In 2016, transduction of primary human CD8+ T cells and targeted gene knock-in by homology-directed repair genome editing was achieved using AAV serotype 6 for donor delivery. Recently an in vivo CAR T cell strategy was tested by intravenous dosing the AAV-DJ variant.

These novel approaches using AAV-mediated in vivo gene delivery to immune cells could change the immunotherapy paradigm.

LV are widely used for generation of cell lines that stably over-express genes of interest or hRNA/shmiR for knock-down approaches.

The resulting modified mammalian cell lines are most commonly used for:

• functional gene analysis
• drug screening assays
• antibody and protein expression
• study of cellular events such as cell differentiation
• assay development
• toxicity studies.

The ability of LV to stably integrate into host genome for long-term gene overexpression made it a promising tool for treatment of monogenetic disease, hematological malignancies and solid tumors.

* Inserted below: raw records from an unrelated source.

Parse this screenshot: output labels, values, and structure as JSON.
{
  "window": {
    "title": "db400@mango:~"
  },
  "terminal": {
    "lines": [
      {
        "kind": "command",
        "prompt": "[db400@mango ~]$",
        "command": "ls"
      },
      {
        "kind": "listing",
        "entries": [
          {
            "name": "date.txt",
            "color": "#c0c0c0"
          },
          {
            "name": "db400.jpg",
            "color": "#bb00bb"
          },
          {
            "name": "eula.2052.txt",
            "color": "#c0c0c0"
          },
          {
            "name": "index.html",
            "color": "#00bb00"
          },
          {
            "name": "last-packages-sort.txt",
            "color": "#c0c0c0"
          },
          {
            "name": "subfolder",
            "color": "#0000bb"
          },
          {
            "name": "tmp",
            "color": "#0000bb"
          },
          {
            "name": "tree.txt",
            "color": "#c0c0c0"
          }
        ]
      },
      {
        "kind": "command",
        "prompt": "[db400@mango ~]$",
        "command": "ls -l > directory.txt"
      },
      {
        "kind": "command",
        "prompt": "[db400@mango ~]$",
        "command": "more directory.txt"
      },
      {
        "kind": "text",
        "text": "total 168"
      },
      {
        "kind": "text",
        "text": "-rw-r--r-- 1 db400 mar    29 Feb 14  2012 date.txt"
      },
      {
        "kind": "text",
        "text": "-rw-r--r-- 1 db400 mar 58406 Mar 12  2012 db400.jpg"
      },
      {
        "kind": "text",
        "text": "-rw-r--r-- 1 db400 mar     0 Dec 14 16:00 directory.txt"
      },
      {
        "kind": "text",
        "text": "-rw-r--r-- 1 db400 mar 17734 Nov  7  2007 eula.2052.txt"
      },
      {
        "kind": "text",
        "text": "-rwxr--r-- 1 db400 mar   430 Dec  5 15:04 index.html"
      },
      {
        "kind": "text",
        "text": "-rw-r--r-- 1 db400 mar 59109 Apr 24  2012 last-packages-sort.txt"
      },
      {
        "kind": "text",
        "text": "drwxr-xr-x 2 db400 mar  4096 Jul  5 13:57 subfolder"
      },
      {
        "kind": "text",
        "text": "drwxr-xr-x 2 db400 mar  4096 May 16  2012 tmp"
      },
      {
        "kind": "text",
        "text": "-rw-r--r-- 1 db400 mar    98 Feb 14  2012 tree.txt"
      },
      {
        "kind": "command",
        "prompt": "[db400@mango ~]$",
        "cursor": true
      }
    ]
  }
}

LV’s most common usage is in adoptive cell transfer therapies where it allows developers to deliver a therapeutic transgene (e.g. CAR or T cell receptors) into the desired cells. One way to classify ex vivo cell therapy is based on the cell type to be modified:

• T cells (CAR or TCR)
• Stem Cell
• TILs
• NK & NKT
• Tregs
• Macrophages
• Dendritic cells

For more detailed information about SIRION services for lentiviral vector design and manufacture, go to Viral Vector Design and Manufacturing/LV.

SIRION also offers LentiBOOST, our proprietary transduction enhancer providing up to 90% improved lentiviral transduction efficiency across a wide range of cell types. For more information please visit our LentiBOOST page here.

Pseudotyping LV with the VSV-G envelope proteins confers it with a wider tissue tropism and more efficient transduction capacity for a variety of cell types. Through direct injection or systemic delivery, LV can be used for gene expression in different organs:

• Liver (in different species: human, NHPs or dogs)
• Eye (corneal cells in mice or pigs)
• Lungs (mice)
• Skin tissue (major cell types, including fibroblasts, keratinocytes or endothelial cells)
• Brain (oligodendrocytes, Schwann cells, neurons)

For more detailed information about how SIRION can support developing lentiviral vectors for cell and gene therapy applications, go to Lentiviral Vectors for Gene Therapy.

AV has the ability to induce strong and sustained innate and adaptive immune responses, in particular T cell-mediated immunity. This makes AV an ideal candidate vectors for developing vaccines against:

• Infectious diseases (SARS-CoV-2, HIV/SIV; Influenza; Ebola; Tuberculosis; Malaria, MERS etc.)
• Oncolytic AV3 for cancer treatment (head and neck cancer, breast cancer and colon cancer)

AV vectors exhibit a broad host and tissue tropism with high infectivity, being widely used for transgene expression or knockdown approaches in both in vitro applications and in vivo animal studies.

Due to its unique biological features, AV are used in ongoing gene therapy clinical trials for treatment of diseases such as carotid salivary dysfunction, varicose ulcer, macular degeneration, and myocardial infarction.